Ela afirmou ainda que é necessário que o presidente da Câmara, Arthur Lira (PP-AL), e Pacheco coloquem em votação a medida provisória do governo —indicando que ela será derrotada pelos congressistas.

“Estamos aqui para manifestar o nosso repúdio em relação a essa MP e pedir que tanto Lira quanto Pacheco coloquem a MP em votação, visto que o governo não apresentou o projeto de lei que disse que apresentaria e não retirou a questão da desoneração da MP como disse que faria”, afirmou a deputada.

“Nós vamos trabalhar diuturnamente para que essa medida seja rejeitada”, disse a deputada Bia Kicis (PL-DF).

O senador Efraim Filho (União Brasil-PB) afirmou que o Congresso aprovou medidas econômicas de interesse do Executivo ao longo do ano passado e que a desoneração não é responsável por um eventual descumprimento da meta de déficit zero.

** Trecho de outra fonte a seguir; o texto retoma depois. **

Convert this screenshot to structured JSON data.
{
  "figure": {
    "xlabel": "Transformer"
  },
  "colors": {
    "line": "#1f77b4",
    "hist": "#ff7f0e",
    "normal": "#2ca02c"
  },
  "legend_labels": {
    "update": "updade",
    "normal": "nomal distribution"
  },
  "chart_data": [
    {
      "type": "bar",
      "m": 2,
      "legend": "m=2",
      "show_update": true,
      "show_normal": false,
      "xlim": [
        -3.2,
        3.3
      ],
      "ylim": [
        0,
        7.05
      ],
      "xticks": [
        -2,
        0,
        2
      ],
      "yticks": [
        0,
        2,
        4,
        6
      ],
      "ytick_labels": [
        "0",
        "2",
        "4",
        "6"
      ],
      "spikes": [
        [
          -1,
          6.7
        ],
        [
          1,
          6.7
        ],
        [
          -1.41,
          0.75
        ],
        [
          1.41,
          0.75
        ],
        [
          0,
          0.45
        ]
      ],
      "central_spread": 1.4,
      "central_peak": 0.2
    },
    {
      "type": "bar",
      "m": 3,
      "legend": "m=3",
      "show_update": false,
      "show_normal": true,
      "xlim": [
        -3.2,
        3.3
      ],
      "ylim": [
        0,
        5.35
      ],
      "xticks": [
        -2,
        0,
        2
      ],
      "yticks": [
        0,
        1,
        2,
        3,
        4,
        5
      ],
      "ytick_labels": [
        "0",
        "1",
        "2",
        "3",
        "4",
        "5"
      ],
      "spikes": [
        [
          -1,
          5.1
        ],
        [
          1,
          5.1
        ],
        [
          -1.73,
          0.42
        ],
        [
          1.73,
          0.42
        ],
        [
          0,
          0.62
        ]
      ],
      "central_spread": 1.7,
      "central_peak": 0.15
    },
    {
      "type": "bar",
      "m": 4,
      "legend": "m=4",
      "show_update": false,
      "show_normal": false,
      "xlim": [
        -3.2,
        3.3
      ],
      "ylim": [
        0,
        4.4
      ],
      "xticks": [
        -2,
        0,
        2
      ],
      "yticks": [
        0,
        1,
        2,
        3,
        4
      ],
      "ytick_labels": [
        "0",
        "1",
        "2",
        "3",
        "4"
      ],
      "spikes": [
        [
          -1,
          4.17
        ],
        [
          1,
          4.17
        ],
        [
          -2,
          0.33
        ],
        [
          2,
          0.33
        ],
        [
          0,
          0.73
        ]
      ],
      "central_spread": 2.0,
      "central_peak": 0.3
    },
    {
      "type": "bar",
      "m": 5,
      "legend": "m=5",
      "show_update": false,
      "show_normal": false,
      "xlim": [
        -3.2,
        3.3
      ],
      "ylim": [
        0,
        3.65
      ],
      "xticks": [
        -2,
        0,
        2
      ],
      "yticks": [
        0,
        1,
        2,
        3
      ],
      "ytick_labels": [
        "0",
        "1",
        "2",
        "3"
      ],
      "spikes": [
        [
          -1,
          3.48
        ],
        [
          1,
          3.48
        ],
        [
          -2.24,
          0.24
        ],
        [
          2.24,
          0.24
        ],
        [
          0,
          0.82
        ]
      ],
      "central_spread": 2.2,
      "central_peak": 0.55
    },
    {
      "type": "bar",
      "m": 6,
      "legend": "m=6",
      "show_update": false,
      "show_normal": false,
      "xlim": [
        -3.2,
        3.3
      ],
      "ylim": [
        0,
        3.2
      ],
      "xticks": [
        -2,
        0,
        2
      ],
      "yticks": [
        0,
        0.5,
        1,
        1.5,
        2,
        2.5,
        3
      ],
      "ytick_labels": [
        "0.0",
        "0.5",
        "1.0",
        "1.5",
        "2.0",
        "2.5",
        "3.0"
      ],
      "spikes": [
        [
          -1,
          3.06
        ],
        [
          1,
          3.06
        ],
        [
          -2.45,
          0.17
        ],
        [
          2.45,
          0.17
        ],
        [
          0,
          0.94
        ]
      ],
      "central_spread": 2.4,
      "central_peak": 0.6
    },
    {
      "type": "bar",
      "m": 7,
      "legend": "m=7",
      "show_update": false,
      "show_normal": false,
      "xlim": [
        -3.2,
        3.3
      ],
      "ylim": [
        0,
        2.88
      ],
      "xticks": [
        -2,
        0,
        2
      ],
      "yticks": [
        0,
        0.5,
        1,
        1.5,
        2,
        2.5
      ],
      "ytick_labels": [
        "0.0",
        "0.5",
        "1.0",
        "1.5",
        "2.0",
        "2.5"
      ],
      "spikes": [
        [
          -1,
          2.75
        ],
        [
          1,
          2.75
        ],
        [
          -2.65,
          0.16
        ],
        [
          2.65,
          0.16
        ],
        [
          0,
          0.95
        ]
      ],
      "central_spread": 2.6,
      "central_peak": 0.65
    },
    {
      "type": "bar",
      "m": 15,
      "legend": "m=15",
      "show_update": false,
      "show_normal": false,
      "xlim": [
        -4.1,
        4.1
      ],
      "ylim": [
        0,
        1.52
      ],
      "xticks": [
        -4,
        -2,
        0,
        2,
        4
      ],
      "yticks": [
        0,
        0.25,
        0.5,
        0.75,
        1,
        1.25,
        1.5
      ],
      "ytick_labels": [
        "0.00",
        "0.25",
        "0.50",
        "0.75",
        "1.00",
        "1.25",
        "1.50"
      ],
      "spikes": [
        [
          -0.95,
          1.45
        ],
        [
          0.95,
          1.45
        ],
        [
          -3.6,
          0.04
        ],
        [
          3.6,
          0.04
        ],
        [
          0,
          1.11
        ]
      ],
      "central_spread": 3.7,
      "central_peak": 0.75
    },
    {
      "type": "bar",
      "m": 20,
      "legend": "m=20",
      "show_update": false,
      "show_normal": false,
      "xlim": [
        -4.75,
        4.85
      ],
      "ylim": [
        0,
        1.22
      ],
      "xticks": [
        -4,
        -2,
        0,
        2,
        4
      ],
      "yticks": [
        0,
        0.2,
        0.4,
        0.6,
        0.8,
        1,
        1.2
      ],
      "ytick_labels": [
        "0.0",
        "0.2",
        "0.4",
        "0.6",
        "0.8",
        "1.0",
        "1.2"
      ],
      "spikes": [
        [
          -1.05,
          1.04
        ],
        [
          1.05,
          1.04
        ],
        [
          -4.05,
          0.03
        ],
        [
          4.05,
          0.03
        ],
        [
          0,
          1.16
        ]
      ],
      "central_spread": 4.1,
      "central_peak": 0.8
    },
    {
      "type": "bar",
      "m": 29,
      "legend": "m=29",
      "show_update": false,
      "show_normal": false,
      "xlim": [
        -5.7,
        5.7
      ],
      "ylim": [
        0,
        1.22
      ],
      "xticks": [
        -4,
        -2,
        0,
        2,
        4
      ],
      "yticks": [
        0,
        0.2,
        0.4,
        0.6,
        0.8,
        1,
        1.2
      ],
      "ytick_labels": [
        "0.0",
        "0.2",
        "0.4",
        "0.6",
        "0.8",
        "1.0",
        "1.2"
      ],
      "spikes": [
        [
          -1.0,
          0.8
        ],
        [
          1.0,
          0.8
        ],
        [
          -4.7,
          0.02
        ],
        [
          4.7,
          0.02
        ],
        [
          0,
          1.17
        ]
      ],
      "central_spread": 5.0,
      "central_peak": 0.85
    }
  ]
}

“A agenda econômica que o governo enviou ao Congresso foi, sim, aprovada. Se o governo tivesse pedido mais projetos de compensação naquela época, teríamos tempo de sobra para aprovar. Querer jogar sobre os ombros da desoneração da folha não atingir o déficit zero da meta fiscal não é um argumento válido. É hora do pé na porta.”

O senador afirmou que a possibilidade de o governo apresentar um projeto de lei com o conteúdo do que foi tratado na MP não atende aos parlamentares.

“Quanto mais o texto do governo se aproximar da lei aprovada, mais fácil para o governo angariar votos para aprovar o seu PL. Quanto mais o texto se distanciar da lei e se aproximar da MP eu entendo que mais desafios haverá para que o governo tenha esse voto”, disse.

A desoneração da folha de pagamento vale para 17 setores da economia. Entre eles está o de comunicação, no qual se insere o Grupo Folha, empresa que edita a Folha. Também são contemplados os segmentos de calçados, call center, confecção e vestuário, construção civil, empresas de construção e obras de infraestrutura, entre outros.